Он не задал прямого вопроса, но Рюмель охотно дал ответ.
– В тайны богов я не посвящен, – сказал он, приподнимаясь на локте. – Я знаю… то, что знают за министерскими кулисами. Заключено было два предварительных соглашения, в тысяча восемьсот девяносто первом и в тысяча восемьсот девяносто втором году, затем настоящий союзный договор, подписанный Казимир-Перье[8]8
Казимир-Перье Жан-Поль-Пьер (1847-1907) – президент Франции в 1894-1895 гг.

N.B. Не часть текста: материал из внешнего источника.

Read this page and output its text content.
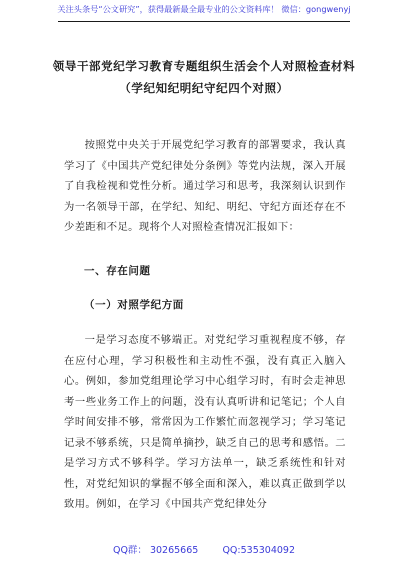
关注头条号“公文研究”，获得最新最全最专业的公文资料库！ 微信：gongwenyj
领导干部党纪学习教育专题组织生活会个人对照检查材料
（学纪知纪明纪守纪四个对照）

按照党中央关于开展党纪学习教育的部署要求，我认真学习了《中国共产党纪律处分条例》等党内法规，深入开展了自我检视和党性分析。通过学习和思考，我深刻认识到作为一名领导干部，在学纪、知纪、明纪、守纪方面还存在不少差距和不足。现将个人对照检查情况汇报如下：

一、存在问题
（一）对照学纪方面

一是学习态度不够端正。对党纪学习重视程度不够，存在应付心理，学习积极性和主动性不强，没有真正入脑入心。例如，参加党组理论学习中心组学习时，有时会走神思考一些业务工作上的问题，没有认真听讲和记笔记；个人自学时间安排不够，常常因为工作繁忙而忽视学习；学习笔记记录不够系统，只是简单摘抄，缺乏自己的思考和感悟。二是学习方式不够科学。学习方法单一，缺乏系统性和针对性，对党纪知识的掌握不够全面和深入，难以真正做到学以致用。例如，在学习《中国共产党纪律处分

QQ群： 30265665        QQ:535304092
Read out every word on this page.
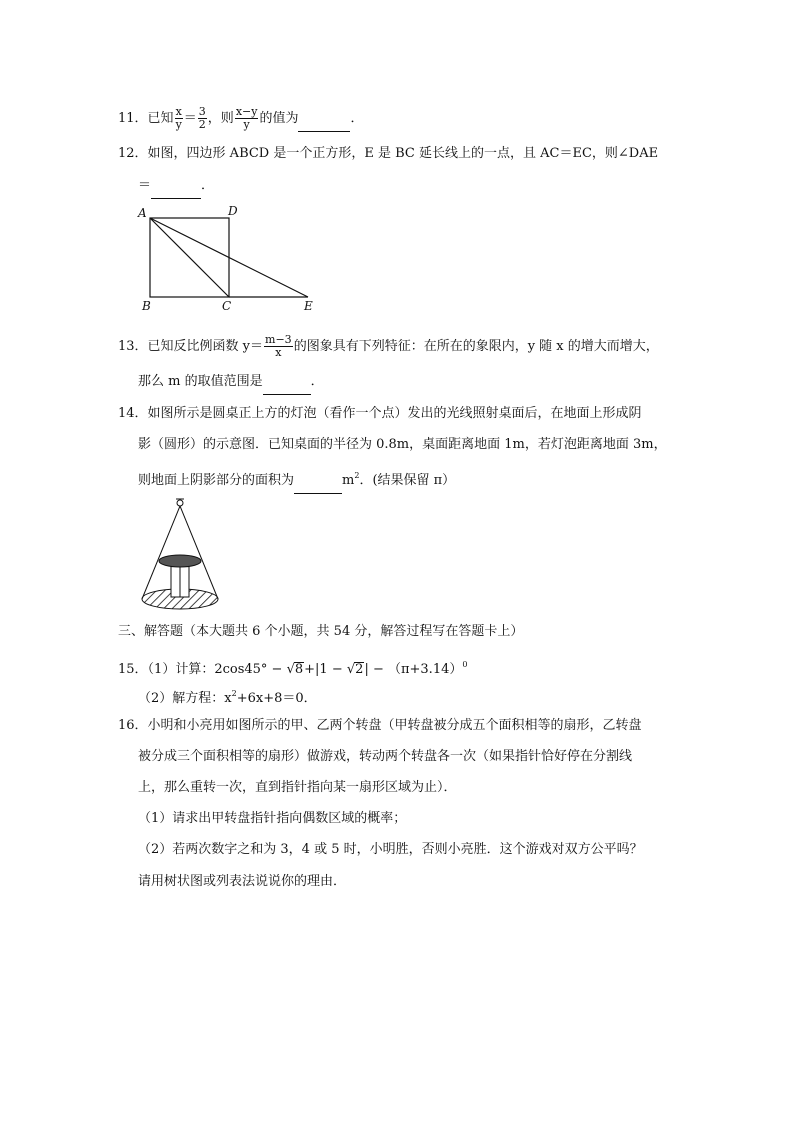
11．已知 $\frac{x}{y} = \frac{3}{2}$ ，则 $\frac{x-y}{y}$ 的值为	．
12．如图，四边形 ABCD 是一个正方形，E 是 BC 延长线上的一点，且 AC＝EC，则∠DAE
＝	．
A	D
B	C	E
13．已知反比例函数 $y= \frac{m-3}{x}$ 的图象具有下列特征：在所在的象限内，y 随 x 的增大而增大，
那么 m 的取值范围是	．
14．如图所示是圆桌正上方的灯泡（看作一个点）发出的光线照射桌面后，在地面上形成阴
影（圆形）的示意图．已知桌面的半径为 0.8m，桌面距离地面 1m，若灯泡距离地面 3m，
则地面上阴影部分的面积为	$m^2$．(结果保留 π）
三、解答题（本大题共 6 个小题，共 54 分，解答过程写在答题卡上）
15．（1）计算：$2\cos 45^\circ - √8+|1 - √2| - (\pi+3.14)^0$
（2）解方程：$x^2+6x+8=0$．
16．小明和小亮用如图所示的甲、乙两个转盘（甲转盘被分成五个面积相等的扇形，乙转盘
被分成三个面积相等的扇形）做游戏，转动两个转盘各一次（如果指针恰好停在分割线
上，那么重转一次，直到指针指向某一扇形区域为止）．
（1）请求出甲转盘指针指向偶数区域的概率；
（2）若两次数字之和为 3，4 或 5 时，小明胜，否则小亮胜．这个游戏对双方公平吗？
请用树状图或列表法说说你的理由．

[Закрыть] в тысяча восемьсот девяносто четвертом году. Весь текст мне не известен, но – это ведь не государственная тайна – Франция и Россия обязались оказать друг другу военную помощь в случае, если одной из них станет угрожать Германия… С тех пор был у нас господин Делькассе. Был господин Пуанкаре, ездивший в Россию. Все это, ясное дело, уточнило и углубило наши обязательства.
– Значит, – заметил Антуан, – если сейчас Россия вмешается, противодействуя германской политике, то это она станет угрожать Германии! И тогда, по условиям договора, мы не обязаны будем…
На губах у Рюмеля появилась и быстро исчезла полуулыбка-полугримаса.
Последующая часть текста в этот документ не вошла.